Tous l'appelaient affectueusement «Maryvonne». Elle-même se présentait depuis quelques années comme «la grand-mère» et, plus officiellement, sous son patronyme d'origine, Kenderjian.

Maryvonne Kendergi est décédée mardi soir à 96 ans. Elle était née en Turquie, de parents arméniens, le 15 août 1915, selon l'Encyclopédie de la musique au Canada, mais, dans son entourage, on la disait née deux ans plus tôt.

Mue par une énergie et une détermination redoutables, la disparue remuait mer et monde pour obtenir ce qu'elle désirait. Tous ceux qui l'ont côtoyée, moi le premier, en savent quelque chose.

Ce qu'elle désirait, c'était, avant tout, la reconnaissance de la musique d'aujourd'hui et des compositeurs d'aujourd'hui, québécois de préférence. On se rappellera, par exemple, ses brillants «Musialogues». Elle avait inventé le mot et avait mis au point la formule de ces interviews publiques qu'elle animait à l'Université de Montréal avec des compositeurs d'ici ou de passage, comme Messiaen, Stockhausen, Xenakis, Kagel et John Cage.

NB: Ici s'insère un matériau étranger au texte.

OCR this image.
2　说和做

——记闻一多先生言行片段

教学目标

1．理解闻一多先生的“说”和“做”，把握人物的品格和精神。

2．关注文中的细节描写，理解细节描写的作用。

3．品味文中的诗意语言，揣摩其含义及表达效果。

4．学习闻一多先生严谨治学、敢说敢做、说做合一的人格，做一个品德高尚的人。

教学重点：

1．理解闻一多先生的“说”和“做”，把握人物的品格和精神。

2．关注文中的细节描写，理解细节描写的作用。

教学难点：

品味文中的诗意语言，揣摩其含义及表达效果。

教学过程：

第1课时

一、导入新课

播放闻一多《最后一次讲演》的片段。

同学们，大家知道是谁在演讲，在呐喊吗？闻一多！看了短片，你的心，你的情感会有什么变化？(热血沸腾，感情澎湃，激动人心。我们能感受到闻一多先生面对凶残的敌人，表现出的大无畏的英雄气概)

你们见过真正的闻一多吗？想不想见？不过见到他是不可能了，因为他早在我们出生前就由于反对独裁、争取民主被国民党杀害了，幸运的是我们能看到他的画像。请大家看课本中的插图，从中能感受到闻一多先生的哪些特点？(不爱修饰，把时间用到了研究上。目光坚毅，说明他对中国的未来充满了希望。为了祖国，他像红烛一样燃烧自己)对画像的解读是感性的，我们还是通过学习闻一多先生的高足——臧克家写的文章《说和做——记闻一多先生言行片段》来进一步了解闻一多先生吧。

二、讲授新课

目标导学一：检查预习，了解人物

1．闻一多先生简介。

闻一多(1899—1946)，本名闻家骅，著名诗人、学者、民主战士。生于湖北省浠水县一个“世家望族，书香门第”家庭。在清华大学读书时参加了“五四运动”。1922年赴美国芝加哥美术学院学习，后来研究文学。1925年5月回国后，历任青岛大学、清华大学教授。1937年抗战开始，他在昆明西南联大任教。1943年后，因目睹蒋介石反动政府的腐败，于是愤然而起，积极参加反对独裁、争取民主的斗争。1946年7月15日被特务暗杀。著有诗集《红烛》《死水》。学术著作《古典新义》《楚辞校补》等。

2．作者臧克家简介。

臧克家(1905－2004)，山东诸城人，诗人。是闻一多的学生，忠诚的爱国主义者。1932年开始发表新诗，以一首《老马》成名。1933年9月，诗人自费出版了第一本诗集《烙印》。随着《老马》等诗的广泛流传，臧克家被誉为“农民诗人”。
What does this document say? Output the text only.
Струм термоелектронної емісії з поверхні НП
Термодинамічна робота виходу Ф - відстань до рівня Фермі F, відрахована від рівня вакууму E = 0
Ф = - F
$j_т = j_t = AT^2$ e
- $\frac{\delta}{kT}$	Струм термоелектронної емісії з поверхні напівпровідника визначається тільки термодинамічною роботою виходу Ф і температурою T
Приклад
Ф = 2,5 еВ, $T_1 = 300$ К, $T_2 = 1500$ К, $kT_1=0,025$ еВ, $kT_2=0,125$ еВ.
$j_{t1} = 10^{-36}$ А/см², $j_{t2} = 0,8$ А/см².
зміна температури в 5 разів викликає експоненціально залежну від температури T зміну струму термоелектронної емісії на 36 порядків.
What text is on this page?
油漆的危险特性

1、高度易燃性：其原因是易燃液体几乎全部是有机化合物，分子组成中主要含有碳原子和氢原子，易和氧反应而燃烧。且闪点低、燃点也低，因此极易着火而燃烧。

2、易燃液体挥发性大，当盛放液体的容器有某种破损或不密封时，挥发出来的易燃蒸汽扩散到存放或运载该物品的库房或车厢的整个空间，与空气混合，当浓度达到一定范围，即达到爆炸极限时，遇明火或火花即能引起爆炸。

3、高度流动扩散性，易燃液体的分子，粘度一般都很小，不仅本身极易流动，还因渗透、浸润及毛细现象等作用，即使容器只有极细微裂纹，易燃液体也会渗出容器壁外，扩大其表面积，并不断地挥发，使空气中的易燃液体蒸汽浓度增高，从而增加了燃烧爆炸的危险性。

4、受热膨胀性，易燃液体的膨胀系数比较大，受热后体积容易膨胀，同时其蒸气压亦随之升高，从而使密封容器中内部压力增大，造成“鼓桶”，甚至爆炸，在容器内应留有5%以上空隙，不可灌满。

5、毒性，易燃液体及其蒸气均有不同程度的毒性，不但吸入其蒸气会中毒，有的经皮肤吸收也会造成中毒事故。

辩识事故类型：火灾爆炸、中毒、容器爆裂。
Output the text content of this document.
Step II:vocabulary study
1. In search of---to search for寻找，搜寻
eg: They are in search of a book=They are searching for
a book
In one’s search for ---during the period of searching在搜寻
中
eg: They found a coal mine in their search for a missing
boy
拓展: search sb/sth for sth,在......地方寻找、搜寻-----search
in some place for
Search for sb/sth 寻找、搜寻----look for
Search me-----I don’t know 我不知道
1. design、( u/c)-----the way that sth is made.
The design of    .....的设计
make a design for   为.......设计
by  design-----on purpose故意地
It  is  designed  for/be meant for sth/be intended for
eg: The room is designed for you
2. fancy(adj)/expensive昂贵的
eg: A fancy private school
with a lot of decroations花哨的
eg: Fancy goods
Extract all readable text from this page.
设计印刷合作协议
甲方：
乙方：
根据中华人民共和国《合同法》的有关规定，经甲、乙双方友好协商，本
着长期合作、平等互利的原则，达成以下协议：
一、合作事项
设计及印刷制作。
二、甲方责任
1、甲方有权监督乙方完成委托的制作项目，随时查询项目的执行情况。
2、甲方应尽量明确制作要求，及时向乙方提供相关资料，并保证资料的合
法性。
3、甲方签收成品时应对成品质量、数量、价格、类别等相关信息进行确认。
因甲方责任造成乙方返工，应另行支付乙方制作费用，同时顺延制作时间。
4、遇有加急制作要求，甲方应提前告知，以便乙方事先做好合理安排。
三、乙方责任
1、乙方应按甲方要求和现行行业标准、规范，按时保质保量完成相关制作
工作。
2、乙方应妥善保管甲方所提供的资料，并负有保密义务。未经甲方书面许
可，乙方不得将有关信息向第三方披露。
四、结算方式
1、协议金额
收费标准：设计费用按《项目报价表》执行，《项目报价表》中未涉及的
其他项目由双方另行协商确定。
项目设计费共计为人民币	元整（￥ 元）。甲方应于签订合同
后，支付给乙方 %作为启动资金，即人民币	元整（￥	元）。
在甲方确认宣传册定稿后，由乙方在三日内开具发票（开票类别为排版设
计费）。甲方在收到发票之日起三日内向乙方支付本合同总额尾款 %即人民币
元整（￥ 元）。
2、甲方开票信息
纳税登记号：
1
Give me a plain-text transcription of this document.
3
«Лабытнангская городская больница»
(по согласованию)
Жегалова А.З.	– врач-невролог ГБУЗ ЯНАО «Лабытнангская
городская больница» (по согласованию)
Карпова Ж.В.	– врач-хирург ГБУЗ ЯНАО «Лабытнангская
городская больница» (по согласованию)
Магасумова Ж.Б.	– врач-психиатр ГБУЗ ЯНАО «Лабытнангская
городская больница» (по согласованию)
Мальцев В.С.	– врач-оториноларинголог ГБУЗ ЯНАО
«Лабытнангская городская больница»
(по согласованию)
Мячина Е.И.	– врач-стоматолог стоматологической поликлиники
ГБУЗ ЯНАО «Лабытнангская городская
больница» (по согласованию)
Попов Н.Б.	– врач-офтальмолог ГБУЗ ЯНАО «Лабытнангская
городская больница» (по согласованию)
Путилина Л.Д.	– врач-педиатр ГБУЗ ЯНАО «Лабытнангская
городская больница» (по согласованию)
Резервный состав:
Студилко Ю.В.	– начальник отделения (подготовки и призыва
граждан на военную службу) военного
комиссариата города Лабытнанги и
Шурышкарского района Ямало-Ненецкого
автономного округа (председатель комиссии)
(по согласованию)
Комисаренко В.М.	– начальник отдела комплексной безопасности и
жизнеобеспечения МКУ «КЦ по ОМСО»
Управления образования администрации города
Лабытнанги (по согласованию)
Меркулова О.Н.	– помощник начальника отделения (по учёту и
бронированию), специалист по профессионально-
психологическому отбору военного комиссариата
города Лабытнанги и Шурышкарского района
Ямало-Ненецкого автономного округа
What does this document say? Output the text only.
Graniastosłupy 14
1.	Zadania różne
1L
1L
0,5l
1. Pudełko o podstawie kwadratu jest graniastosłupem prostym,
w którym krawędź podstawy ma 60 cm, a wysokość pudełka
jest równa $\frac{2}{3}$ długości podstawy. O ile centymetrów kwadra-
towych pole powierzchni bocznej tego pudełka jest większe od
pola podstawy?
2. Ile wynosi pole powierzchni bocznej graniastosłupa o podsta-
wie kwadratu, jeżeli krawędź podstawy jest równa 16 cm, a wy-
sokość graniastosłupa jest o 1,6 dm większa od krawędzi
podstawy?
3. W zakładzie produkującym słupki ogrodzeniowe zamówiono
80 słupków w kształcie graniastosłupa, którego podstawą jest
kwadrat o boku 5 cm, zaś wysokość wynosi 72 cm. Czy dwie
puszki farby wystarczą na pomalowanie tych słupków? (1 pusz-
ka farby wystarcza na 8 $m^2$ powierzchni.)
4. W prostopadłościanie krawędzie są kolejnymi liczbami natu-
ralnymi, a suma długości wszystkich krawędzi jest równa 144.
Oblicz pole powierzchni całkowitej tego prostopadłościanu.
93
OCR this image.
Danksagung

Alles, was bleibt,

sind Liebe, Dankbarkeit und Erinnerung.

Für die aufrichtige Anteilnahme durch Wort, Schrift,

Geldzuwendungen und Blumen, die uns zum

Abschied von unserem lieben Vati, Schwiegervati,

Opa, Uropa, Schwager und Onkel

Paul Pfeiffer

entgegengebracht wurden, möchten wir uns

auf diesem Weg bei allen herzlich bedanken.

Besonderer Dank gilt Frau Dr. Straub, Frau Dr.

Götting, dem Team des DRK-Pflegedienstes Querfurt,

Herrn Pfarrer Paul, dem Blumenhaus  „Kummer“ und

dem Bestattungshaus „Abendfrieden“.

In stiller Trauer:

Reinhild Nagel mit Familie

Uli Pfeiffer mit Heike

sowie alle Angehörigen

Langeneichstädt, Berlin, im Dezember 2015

Très active à Radio-Canada, elle y présenta plus de 200 reportages réalisés lors de ses tournées des grands festivals européens. Ce qui lui avait valu dans certains milieux le surnom de Notre-Dame-des-Festivals. Elle ne se rendit jamais à Bayreuth. «Dieu m'en garde!», m'avait-elle lancé. Ni à Tanglewood. «Les Américains? Je les déteste!». Une femme entière, Maryvonne!

À Paris, elle avait étudié le piano à l'École Normale et l'histoire de l'art à la Sorbonne. Elle vint vivre au Canada en 1952. Après quatre ans comme animatrice radiophonique à Gravelbourg, en Saskatchewan, elle s'établit à Montréal en 1956, entra à Radio-Canada et participa en 1966 à la fondation de la Société de musique contemporaine du Québec. Plus tard, se sentant boudée par la nouvelle direction de la SMCQ où elle n'avait plus d'autorité, elle se fit porte-parole de l'organisme concurrent, le Nouvel Ensemble Moderne. Mais on la croisait régulièrement aux deux enseignes car, sous l'une ou l'autre, le produit restait le même : la musique d'aujourd'hui, sa seule et unique passion.

Qu'on l'ait aimée ou non, notre petit monde de la musique dite «moderne» vient de perdre une personnalité très forte comme il n'en existe plus.

Radio-Canada lui consacrera une émission de deux heures mardi à 20h.